O governo pretendia também aumentar a partilha do tempo de licença parental inicial entre pais e mães, com o objetivo de que os pais usufruam de pelo menos 40% do tempo que vai atualmente até aos 150 dias sem redução salarial. Outra proposta pretendia garantir que a lei não discrimina pais adotantes em nenhuma das condições de apoio à parentalidade existentes. Aqui o objetivo é que “a licença do pai não dependa da mãe ser ou não elegível, entre outras medidas mais específicas que foram identificadas também com o contributo dos parceiros sociais”, segundo adiantava então a ministra da Presidência, Mariana Vieira da Silva.
Confederações sindicais querem discutir redução de horários
A discussão dos temas, entretanto, terá sido concluída em março, indica Carlos Alves da UGT, um dos intervenientes nas reuniões do grupo de trabalho da Comissão Permanente de Concertação Social responsável pela discussão destes temas. Os parceiros entregaram os seus contributos, diz, e aguardam há dois meses por uma proposta: “Só surpreende porque deveríamos estar a avançar mais depressa”.
O responsável da UGT não discute tópicos específicos que o governo tenha colocado na mesa, mas defende que “mais importante que a alteração da legislação é, sobretudo, a alteração de algumas políticas” e haver reações “mais concretas” aos contributos dos parceiros.
Se a necessidade de transpor elementos da diretiva europeia sobre conciliação será um dos motivos para alterações no capítulo do Código do Trabalho dedicado aos direitos de parentalidade, Carlos Alves entende que “uma transposição mais adequada da diretiva” implica “chamá-la para um conjunto mais alargado de políticas e de medidas do que fazê-lo de forma avulsa”.
O dirigente da UGT diz que o governo estará a ignorar “o elefante na sala” ao não propor uma reflexão sobre a redução das jornadas de trabalho, também potenciada com a evolução tecnológica que o Livro Verde discute.

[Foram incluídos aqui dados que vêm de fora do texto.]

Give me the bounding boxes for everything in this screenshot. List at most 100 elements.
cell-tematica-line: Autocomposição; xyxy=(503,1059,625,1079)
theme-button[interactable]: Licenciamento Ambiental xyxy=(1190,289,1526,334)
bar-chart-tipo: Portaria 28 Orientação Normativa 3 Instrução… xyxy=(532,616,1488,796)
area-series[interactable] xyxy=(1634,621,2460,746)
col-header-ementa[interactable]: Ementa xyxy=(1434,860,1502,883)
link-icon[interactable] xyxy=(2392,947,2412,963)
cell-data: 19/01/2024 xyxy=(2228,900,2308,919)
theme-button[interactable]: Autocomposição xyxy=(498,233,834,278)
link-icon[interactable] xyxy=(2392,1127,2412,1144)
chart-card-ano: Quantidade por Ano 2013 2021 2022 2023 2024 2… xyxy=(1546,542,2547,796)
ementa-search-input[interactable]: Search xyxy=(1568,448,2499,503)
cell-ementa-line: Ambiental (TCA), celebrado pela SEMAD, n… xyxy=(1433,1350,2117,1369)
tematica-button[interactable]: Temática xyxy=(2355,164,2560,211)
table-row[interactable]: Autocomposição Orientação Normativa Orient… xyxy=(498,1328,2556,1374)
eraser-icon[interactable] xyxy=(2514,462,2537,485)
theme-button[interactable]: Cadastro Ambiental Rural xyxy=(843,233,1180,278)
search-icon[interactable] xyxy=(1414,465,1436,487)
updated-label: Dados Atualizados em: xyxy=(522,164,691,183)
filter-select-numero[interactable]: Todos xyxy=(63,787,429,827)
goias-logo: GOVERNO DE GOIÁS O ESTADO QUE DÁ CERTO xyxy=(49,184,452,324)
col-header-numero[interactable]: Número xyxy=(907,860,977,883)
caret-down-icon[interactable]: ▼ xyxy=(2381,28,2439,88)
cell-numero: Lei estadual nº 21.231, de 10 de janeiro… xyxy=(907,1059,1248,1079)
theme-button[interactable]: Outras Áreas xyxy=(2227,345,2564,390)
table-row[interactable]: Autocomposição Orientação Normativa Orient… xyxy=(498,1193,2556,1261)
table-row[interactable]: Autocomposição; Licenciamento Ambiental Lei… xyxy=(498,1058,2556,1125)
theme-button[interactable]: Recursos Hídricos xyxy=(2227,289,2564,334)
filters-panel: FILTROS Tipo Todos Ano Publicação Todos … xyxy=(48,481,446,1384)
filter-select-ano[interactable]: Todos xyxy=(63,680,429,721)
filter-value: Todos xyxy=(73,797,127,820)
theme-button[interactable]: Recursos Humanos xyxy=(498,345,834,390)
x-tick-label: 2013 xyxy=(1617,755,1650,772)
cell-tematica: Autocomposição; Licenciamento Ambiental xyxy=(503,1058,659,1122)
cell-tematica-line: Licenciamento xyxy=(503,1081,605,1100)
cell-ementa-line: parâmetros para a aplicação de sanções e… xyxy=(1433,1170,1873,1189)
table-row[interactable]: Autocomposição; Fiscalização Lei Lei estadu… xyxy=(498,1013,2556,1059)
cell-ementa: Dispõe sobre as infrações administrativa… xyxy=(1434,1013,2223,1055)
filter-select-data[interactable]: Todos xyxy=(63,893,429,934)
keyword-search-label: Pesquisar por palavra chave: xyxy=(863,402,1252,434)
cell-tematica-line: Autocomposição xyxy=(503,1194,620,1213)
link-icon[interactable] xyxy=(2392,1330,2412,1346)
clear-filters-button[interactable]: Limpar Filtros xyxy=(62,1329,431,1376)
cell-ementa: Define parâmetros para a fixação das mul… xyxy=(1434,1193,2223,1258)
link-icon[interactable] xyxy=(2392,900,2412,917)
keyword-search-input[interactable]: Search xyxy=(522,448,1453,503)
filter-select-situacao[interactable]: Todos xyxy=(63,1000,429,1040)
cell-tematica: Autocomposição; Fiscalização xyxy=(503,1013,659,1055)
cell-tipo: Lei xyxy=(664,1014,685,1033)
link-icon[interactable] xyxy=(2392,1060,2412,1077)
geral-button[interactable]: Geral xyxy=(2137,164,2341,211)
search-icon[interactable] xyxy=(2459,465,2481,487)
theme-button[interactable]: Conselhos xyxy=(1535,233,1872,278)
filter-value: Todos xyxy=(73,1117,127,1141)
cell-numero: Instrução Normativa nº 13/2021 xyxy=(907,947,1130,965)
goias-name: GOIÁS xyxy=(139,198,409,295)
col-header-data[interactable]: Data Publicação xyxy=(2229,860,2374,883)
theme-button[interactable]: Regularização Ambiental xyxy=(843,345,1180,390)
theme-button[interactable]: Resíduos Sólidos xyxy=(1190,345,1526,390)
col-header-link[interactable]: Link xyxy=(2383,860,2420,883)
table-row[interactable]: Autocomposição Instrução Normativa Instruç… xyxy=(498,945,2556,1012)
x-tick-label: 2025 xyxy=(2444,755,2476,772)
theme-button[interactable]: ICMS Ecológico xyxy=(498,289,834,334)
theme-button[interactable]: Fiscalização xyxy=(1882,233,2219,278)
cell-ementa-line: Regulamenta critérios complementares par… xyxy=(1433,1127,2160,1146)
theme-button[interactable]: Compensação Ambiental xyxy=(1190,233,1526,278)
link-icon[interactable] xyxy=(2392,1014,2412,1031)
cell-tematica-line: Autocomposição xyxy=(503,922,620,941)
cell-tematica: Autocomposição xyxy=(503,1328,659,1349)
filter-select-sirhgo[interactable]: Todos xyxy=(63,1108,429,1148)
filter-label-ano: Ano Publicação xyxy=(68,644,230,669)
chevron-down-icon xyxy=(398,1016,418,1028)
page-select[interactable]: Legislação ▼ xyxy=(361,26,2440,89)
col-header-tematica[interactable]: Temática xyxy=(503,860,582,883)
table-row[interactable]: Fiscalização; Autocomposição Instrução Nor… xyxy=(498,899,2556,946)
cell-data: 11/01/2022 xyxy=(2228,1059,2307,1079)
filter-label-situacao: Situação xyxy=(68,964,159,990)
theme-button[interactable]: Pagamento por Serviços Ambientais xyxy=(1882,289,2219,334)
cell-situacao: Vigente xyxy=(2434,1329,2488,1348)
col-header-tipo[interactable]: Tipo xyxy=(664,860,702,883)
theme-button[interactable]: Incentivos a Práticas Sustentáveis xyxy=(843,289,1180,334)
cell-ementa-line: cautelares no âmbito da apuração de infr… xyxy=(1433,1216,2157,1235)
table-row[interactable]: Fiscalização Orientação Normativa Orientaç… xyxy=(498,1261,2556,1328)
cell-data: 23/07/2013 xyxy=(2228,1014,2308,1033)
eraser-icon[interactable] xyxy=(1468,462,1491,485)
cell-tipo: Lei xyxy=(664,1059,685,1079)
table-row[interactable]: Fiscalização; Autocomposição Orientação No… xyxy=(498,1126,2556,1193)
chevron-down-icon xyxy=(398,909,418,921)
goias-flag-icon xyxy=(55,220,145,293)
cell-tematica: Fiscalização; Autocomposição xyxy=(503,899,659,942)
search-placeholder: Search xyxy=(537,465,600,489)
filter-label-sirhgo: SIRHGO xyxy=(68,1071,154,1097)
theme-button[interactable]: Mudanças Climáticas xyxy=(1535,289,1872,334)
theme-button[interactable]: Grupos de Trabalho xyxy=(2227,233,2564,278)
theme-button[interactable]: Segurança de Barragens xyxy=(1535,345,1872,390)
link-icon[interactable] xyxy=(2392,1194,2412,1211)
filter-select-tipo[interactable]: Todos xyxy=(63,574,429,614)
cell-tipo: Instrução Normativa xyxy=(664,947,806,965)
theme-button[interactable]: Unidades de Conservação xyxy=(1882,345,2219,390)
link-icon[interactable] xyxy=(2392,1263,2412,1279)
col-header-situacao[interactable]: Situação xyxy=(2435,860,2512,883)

“Uma questão essencial será sempre a questão do tempo de trabalho e parece que estamos a passar ao lado de uma discussão que é importante. Não discutir o potencial de redução do tempo de trabalho no quadro de uma revolução tecnológica é ignorar um dos impactos porventura mais notórios que temos de discutir no futuro próximo”, defende.
Da parte da CGTP, também, a semana de trabalho de 35 horas é considerada essencial para a discussão das medidas de conciliação. Fátima Messias, também envolvida no grupo de trabalho sobre a matéria, refere contudo que prevalecem na Concertação Social “conceções bastante opostas sobre o que são medidas de conciliação em termos de organização do tempo de trabalho”.
Desde logo, a CGTP insiste na revogação das normas de adaptabilidade e banco de horas que se mantêm no Código do Trabalho. “São medidas de desregulamentação dos tempos de trabalho e dos tempos de descanso e são impedimento à verdadeira conciliação porque não vem ao encontro dos trabalhadores e das responsabilidades familiares”.
A responsável da CGTP desconhece também as medidas que o governo pretende propor, mas não antecipa uma discussão fácil. “As perspetivas que vinham dessas reuniões que começaram em 2019 são de que as medidas não recolhiam muito consenso na generalidade. Vamos ver se o documento do governo incide nalgum aspeto parcial pondo de parte as questões em que há opiniões diferentes”.